A Modular Symbol with Values in Cusp Forms

TL;DR

This paper generalizes the construction of modular symbols by Borisov and Gunnells to GL2(Q), producing symbols with values in distributions related to cuspidal power series, revealing new relations among these distributions.

Contribution

It introduces a new modular symbol construction for GL2(Q) with values in distributions on M2(Q), extending previous work and uncovering new relations among distributions.

Findings

Constructed modular symbols with values in distributions on M2(Q)

Revealed new relations (Manin Relations) among distributions

Connected the new construction to previous Eisenstein series-based symbols

Abstract

In [B-G1] and [B-G2], Borisov and Gunnells constructed for each level (N > 1) and for each weight (k > 1) a modular symbol with values in $Sk(\Gamma_1(N))$ using products of Eisenstein series.
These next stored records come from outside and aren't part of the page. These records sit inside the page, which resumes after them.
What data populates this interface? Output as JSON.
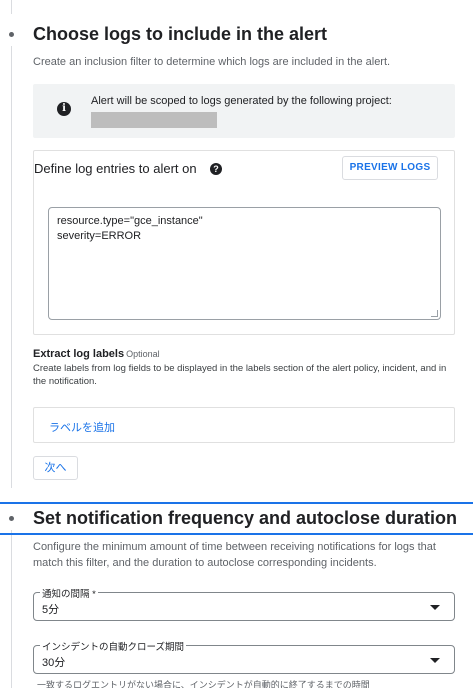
{
  "section1": {
    "title": "Choose logs to include in the alert",
    "description": "Create an inclusion filter to determine which logs are included in the alert.",
    "info_text": "Alert will be scoped to logs generated by the following project:",
    "info_icon": "info-icon"
  },
  "log_entries": {
    "title": "Define log entries to alert on",
    "help_icon": "help-icon",
    "preview_button": "PREVIEW LOGS",
    "query_lines": [
      "resource.type=\"gce_instance\"",
      "severity=ERROR"
    ]
  },
  "extract_labels": {
    "title": "Extract log labels",
    "optional": "Optional",
    "description": "Create labels from log fields to be displayed in the labels section of the alert policy, incident, and in the notification.",
    "add_label": "ラベルを追加"
  },
  "next_button": "次へ",
  "section2": {
    "title": "Set notification frequency and autoclose duration",
    "description": "Configure the minimum amount of time between receiving notifications for logs that match this filter, and the duration to autoclose corresponding incidents.",
    "interval": {
      "label": "通知の間隔 *",
      "value": "5分"
    },
    "autoclose": {
      "label": "インシデントの自動クローズ期間",
      "value": "30分"
    },
    "hint": "一致するログエントリがない場合に、インシデントが自動的に終了するまでの時間"
  },
  "colors": {
    "accent": "#1a73e8",
    "text": "#202124",
    "muted": "#5f6368",
    "info_bg": "#f1f3f4"
  }
}
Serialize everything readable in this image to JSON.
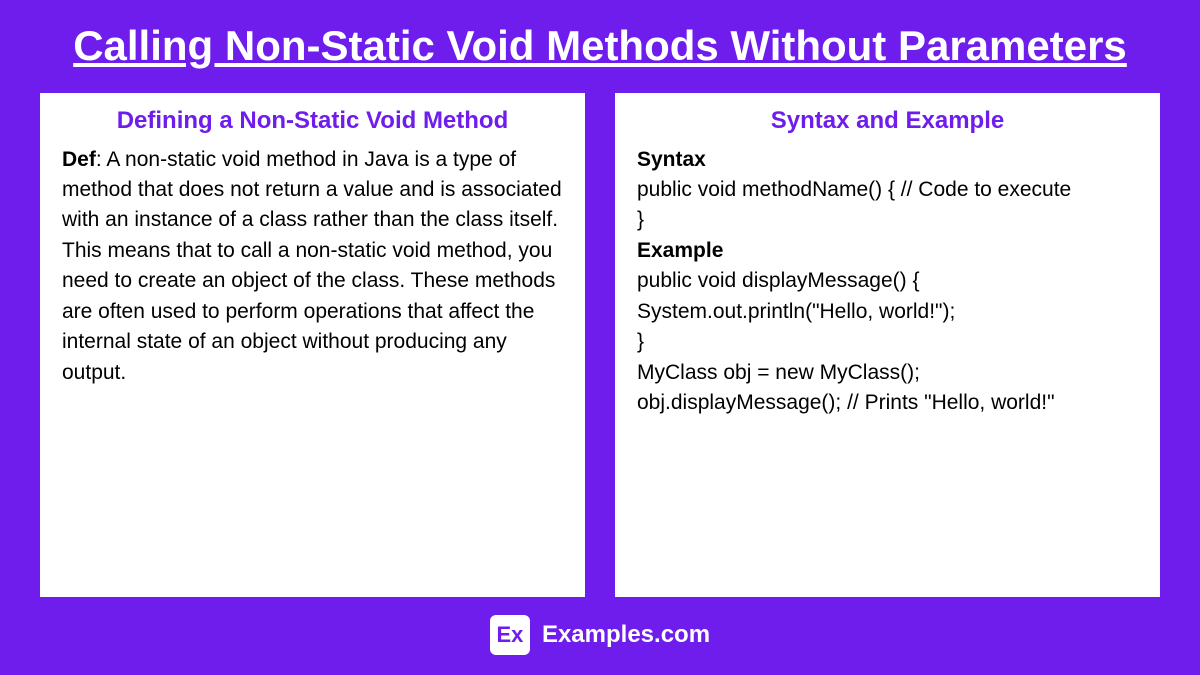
{
  "title": "Calling Non-Static Void Methods Without Parameters",
  "cards": {
    "left": {
      "heading": "Defining a Non-Static Void Method",
      "def_label": "Def",
      "def_text": ": A non-static void method in Java is a type of method that does not return a value and is associated with an instance of a class rather than the class itself. This means that to call a non-static void method, you need to create an object of the class. These methods are often used to perform operations that affect the internal state of an object without producing any output."
    },
    "right": {
      "heading": "Syntax and Example",
      "syntax_label": "Syntax",
      "syntax_line1": "public void methodName() { // Code to execute",
      "syntax_line2": "}",
      "example_label": "Example",
      "example_line1": "public void displayMessage() { System.out.println(\"Hello, world!\");",
      "example_line2": "}",
      "example_line3": "MyClass obj = new MyClass();",
      "example_line4": "obj.displayMessage(); // Prints \"Hello, world!\""
    }
  },
  "footer": {
    "logo": "Ex",
    "site": "Examples.com"
  }
}
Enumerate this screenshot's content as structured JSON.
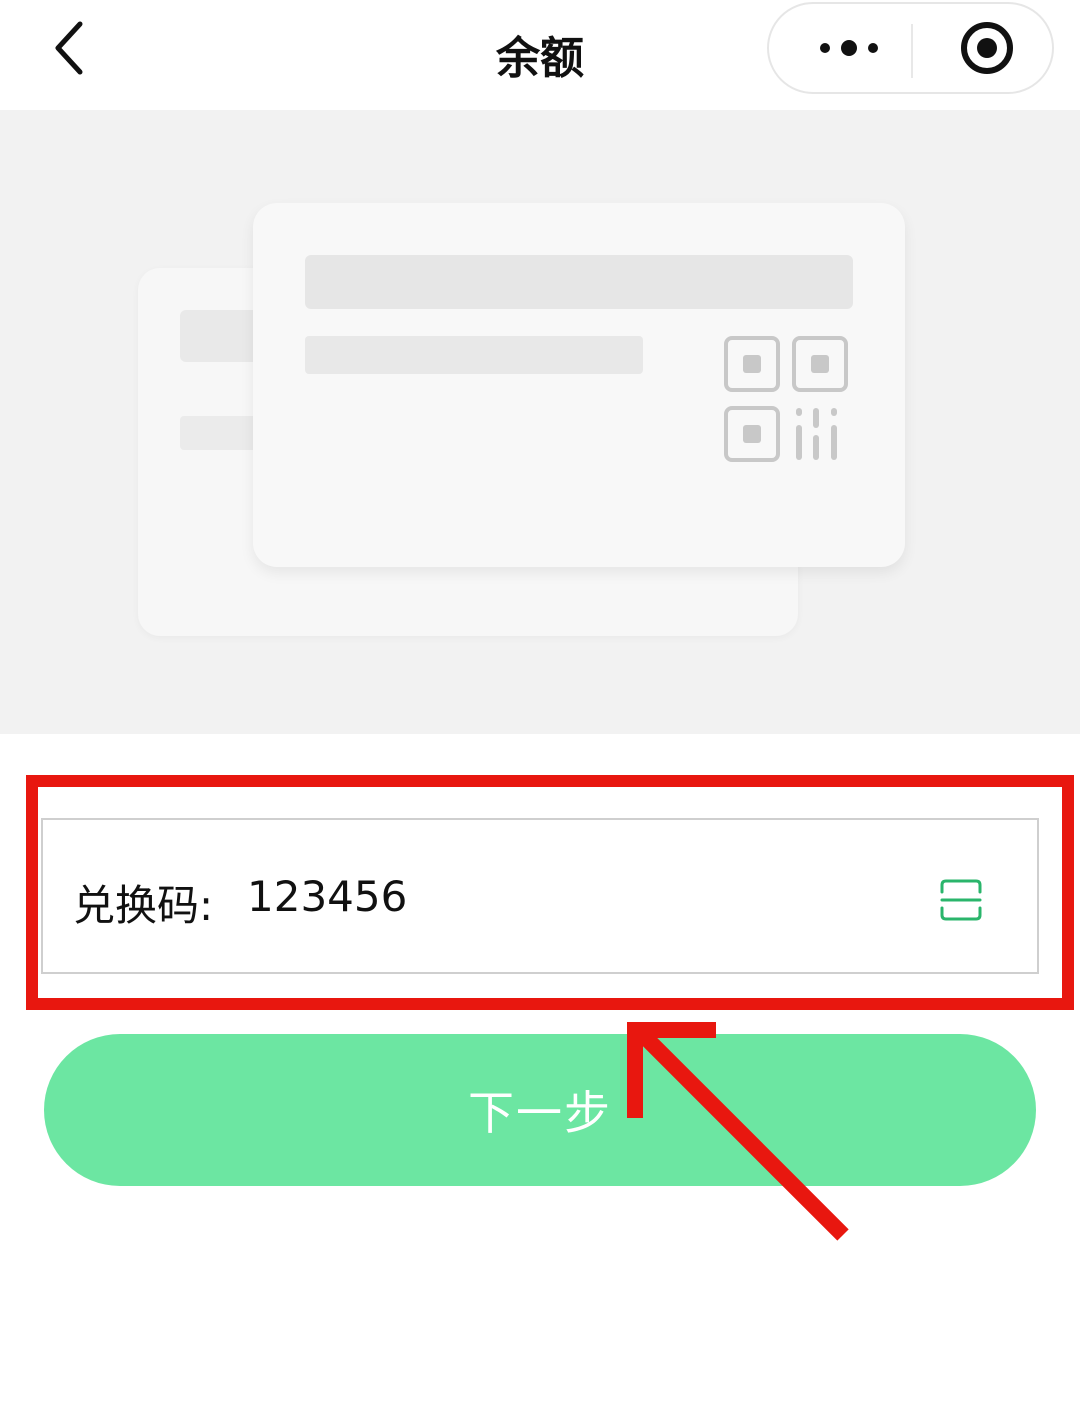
{
  "header": {
    "title": "余额",
    "back_icon": "chevron-left-icon",
    "more_icon": "more-dots-icon",
    "close_icon": "target-circle-icon"
  },
  "form": {
    "redeem_label": "兑换码:",
    "redeem_value": "123456",
    "scan_icon": "scan-icon",
    "scan_color": "#2ab56b"
  },
  "next_button": {
    "label": "下一步",
    "color": "#6ce6a2"
  },
  "annotation": {
    "color": "#e8170f"
  }
}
In this paper we generalize this result by producing a modular symbol (for GL2(Q)!!!) with values in locally constant distributions on M2(Q) taking values in the space of cuspidal power series in two variables (see Definition 5). We can recover the above cited result by restricting to a principal open invariant for the action of $\Gamma_1(N)$ and to the homogeneous degree $k-2$ part of the power series. We should also mention that Colmez [Col] constructs similar distributions (zEis(k; j)). The modification in the definition of such distributions allow us to observe further relations among these distributions (Manin Relations) which in turn makes possible the existence of our construction. In the last section we exhibit some instances of these relations for the full modular group.